Citizens of West African sub-national monarchies often use the word kingmaker to refer to the members of the electoral colleges that choose their sovereigns because they also usually officiate during the coronation rituals and rites of purification, the word in this particular case taking on a literal meaning i.e. a maker of the king.
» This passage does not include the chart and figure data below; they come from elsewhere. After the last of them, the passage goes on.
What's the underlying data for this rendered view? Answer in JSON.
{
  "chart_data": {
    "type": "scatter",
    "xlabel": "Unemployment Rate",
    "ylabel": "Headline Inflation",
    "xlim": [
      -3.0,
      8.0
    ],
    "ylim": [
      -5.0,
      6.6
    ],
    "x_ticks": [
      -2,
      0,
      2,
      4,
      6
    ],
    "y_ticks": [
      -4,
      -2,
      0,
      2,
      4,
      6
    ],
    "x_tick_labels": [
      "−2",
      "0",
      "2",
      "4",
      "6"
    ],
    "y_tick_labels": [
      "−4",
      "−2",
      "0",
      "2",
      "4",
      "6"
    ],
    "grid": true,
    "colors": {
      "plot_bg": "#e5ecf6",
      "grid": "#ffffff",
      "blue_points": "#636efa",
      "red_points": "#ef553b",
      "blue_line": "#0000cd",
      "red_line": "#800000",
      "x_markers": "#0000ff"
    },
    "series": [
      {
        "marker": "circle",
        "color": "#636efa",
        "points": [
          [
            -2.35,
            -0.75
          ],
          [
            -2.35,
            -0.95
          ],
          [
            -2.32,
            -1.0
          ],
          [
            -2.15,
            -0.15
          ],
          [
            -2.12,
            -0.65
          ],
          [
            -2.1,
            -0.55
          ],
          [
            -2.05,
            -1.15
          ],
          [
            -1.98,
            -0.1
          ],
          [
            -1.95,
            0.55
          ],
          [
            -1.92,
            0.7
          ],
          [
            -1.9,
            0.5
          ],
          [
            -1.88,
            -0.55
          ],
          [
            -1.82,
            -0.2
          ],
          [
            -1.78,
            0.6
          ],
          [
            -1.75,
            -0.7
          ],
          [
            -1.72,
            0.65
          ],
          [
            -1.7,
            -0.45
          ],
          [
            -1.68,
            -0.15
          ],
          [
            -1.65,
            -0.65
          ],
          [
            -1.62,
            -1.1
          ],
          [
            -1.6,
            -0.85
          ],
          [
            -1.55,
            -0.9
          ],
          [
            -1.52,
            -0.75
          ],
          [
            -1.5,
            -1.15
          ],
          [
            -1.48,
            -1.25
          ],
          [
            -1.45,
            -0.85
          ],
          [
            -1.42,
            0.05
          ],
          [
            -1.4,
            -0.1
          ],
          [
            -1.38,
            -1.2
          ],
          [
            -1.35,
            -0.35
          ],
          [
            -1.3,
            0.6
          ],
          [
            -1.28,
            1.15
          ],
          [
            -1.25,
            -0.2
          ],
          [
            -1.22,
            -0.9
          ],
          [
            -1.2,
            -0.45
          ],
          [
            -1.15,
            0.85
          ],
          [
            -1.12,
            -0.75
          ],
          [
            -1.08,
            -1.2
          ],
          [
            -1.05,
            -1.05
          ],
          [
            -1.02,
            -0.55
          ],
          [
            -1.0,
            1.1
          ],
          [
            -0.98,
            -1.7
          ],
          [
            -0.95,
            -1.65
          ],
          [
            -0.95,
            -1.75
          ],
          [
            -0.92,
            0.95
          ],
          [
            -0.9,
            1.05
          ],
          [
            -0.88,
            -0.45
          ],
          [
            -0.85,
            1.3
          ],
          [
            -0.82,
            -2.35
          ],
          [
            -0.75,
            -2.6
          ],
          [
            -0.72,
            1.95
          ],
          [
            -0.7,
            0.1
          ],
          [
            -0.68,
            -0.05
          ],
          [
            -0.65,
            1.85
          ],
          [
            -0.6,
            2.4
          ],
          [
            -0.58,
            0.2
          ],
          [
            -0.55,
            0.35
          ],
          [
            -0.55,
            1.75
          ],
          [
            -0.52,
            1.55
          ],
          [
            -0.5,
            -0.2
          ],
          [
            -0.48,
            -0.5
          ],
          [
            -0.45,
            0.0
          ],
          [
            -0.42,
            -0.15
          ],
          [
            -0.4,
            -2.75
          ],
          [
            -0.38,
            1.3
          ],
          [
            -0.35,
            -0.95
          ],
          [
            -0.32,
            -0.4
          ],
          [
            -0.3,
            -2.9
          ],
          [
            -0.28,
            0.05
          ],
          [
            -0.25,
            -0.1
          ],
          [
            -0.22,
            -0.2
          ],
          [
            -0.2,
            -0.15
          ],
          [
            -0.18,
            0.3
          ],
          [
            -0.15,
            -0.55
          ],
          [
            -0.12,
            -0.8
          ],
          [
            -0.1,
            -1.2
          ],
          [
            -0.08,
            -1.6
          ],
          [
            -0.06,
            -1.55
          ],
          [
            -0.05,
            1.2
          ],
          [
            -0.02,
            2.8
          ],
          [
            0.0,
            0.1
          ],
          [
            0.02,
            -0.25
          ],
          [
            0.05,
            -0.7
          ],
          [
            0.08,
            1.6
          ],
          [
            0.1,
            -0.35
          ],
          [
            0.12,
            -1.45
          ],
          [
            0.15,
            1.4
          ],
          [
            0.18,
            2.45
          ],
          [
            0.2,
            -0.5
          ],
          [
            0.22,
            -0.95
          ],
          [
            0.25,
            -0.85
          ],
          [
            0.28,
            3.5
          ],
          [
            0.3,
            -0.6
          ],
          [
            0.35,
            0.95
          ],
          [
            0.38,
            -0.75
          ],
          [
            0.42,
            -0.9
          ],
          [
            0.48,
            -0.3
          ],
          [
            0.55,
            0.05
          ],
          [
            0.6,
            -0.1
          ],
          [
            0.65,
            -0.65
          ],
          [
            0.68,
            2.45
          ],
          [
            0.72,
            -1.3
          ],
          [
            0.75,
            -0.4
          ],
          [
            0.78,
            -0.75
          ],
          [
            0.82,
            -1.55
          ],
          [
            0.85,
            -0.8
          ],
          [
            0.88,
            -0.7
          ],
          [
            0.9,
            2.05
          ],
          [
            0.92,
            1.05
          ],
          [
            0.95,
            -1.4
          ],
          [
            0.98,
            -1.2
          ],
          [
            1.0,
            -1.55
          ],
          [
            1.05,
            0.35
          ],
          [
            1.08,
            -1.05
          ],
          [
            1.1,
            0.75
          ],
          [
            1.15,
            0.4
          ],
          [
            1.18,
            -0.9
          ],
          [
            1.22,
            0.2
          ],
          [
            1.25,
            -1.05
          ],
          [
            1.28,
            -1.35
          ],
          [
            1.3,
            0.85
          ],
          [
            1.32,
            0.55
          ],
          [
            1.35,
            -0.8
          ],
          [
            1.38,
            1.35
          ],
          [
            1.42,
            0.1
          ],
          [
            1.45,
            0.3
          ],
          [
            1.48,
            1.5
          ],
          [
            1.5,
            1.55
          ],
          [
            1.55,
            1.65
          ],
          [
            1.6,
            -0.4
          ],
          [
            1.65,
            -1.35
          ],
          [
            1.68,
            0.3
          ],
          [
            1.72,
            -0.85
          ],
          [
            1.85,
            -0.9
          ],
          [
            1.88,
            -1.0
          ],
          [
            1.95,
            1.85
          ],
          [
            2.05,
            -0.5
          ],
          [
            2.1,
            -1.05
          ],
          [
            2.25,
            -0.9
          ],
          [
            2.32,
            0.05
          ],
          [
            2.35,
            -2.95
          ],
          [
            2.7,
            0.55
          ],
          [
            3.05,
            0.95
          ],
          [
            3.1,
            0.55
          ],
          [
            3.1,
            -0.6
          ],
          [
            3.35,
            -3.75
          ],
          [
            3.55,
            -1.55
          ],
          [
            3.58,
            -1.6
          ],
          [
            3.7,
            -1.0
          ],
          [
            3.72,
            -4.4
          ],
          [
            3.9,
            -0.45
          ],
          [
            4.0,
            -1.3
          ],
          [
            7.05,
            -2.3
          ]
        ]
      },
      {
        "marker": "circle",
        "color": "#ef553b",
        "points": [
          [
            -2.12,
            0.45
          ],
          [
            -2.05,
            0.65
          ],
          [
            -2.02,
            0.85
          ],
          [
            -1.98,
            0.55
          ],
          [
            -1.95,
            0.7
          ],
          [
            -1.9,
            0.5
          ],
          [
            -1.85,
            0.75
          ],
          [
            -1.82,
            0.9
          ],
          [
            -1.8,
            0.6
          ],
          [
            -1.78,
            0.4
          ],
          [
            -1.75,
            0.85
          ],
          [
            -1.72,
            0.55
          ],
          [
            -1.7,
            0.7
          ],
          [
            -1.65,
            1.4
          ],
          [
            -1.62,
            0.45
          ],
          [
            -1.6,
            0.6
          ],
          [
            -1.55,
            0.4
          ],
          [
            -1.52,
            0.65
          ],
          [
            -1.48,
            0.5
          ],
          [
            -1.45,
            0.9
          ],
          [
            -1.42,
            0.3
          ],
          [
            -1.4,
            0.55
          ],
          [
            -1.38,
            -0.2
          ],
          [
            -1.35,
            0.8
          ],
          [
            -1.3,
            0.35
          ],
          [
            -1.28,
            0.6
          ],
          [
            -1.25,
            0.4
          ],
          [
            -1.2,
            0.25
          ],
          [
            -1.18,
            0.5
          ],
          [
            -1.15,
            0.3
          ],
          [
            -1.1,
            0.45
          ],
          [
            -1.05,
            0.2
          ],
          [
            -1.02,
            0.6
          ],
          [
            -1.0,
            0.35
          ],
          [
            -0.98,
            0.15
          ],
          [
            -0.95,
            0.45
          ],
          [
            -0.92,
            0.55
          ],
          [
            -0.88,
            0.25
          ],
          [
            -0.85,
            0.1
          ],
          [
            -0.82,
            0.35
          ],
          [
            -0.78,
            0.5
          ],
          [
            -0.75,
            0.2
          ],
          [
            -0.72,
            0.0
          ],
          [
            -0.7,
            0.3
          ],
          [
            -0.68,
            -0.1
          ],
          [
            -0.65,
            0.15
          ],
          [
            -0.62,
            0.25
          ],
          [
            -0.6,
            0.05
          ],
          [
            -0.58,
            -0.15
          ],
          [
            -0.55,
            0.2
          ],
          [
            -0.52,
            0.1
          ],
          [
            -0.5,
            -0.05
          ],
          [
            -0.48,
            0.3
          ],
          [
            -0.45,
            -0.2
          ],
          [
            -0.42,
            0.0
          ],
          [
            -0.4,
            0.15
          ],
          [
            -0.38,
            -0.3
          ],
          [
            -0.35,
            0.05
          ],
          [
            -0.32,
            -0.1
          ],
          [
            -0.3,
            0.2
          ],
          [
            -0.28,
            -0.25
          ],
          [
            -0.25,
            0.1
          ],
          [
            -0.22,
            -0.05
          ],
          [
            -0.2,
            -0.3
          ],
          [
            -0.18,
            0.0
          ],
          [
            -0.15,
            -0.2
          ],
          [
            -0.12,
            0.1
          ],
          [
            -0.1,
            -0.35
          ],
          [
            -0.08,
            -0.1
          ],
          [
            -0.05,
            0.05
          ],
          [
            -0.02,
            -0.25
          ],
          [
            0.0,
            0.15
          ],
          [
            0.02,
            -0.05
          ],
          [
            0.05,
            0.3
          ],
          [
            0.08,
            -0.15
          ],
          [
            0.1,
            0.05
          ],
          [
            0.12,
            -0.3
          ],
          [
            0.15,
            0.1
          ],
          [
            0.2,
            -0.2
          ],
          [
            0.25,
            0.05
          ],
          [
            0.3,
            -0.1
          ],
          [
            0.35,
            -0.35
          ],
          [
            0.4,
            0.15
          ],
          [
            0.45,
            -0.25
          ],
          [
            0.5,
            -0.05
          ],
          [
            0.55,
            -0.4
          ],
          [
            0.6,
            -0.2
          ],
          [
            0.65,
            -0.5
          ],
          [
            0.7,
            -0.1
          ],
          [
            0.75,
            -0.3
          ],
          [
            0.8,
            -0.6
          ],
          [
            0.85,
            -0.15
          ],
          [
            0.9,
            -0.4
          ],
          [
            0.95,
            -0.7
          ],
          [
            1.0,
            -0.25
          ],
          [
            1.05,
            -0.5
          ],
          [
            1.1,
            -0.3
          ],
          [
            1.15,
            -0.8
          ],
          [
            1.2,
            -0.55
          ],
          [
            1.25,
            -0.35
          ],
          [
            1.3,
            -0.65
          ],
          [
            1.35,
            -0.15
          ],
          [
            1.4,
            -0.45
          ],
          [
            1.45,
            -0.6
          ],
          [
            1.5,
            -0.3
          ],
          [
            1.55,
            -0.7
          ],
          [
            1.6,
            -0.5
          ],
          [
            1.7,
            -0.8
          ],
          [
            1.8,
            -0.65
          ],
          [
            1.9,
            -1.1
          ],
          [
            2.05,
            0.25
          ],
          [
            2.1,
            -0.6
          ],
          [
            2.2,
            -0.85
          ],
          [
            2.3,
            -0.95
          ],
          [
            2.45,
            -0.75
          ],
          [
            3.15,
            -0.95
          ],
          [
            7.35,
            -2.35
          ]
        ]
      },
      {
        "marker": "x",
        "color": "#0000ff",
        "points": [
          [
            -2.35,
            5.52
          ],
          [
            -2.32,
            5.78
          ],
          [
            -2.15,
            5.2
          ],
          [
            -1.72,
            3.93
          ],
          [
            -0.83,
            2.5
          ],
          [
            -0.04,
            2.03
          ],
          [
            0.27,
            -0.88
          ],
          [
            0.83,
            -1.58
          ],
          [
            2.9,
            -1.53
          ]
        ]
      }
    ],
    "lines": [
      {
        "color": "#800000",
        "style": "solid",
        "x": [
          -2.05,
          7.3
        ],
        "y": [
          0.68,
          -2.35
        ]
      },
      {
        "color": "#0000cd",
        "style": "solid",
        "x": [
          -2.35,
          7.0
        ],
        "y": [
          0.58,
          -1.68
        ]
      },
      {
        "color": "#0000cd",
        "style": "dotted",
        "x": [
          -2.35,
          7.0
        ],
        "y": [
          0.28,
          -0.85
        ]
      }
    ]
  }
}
The term "kingmaker" is also used to describe situations in multi-player games where a player is either unable to win or has claimed an unassailable lead, but, in either case, plays a strong role in determining the outcome for other players.

In fiction 

 The character Leon Fortunato from the Left Behind series of novels is often described as a kingmaker.
 Marcus Jefferson Wall, the antagonist of much of the Matador series by Steve Perry is called the Kingmaker, and controls the President of the Galactic Federation
 The character Mayvar Kingmaker from the Saga of the Exiles series of novels tests the ability of aspirants before they can be proclaimed king of the Tanu.
 Ser Criston Cole, a character from George R. R. Martin’s A Song of Ice and Fire series, is commonly referred to as "the kingmaker". In the story in which he appears The Dance of Dragons (The Blacks and the Greens,) the king dies while his eldest child and designated heir is absent from the castle, and Ser Criston, the head of the king's bodyguard, immediately plots with other like-minded individuals to crown the king's second child, because the king's younger child is male, whereas the heir is female. This triggers a nationwide civil war. The Dance of Dragons draws inspiration from both The Anarchy and The War of the Roses, events in British history that each contained kingmaker figures (Henry of Blois and Richard Neville, respectively.)
 Minato Yoko, a character from Kamen Rider Gaim, considers herself a kingmaker, wanting to see who has what it takes to take the Forbidden Fruit, a fruit of great power that can essentially make a person a king. Likewise, another character, Mitsuzane Kureshima, also has traits of a kingmaker, hanging around with and manipulating events so as to put the ruler in his favor.
 Harry Leong, the ultra-rich, secretive billionaire from Crazy Rich Asians, is revealed to be one of the kingmakers in the government of Singapore.
 One of the villains in the NBC TV series The Blacklist went under the alias The Kingmaker.
 Uhtred of Bebbanburg, from Bernard Cornwell's The Saxon Stories and the Netflix Adaptation The Last Kingdom, was considered a kingmaker during the succession of King Edward of Wessex after the death of Alfred the Great.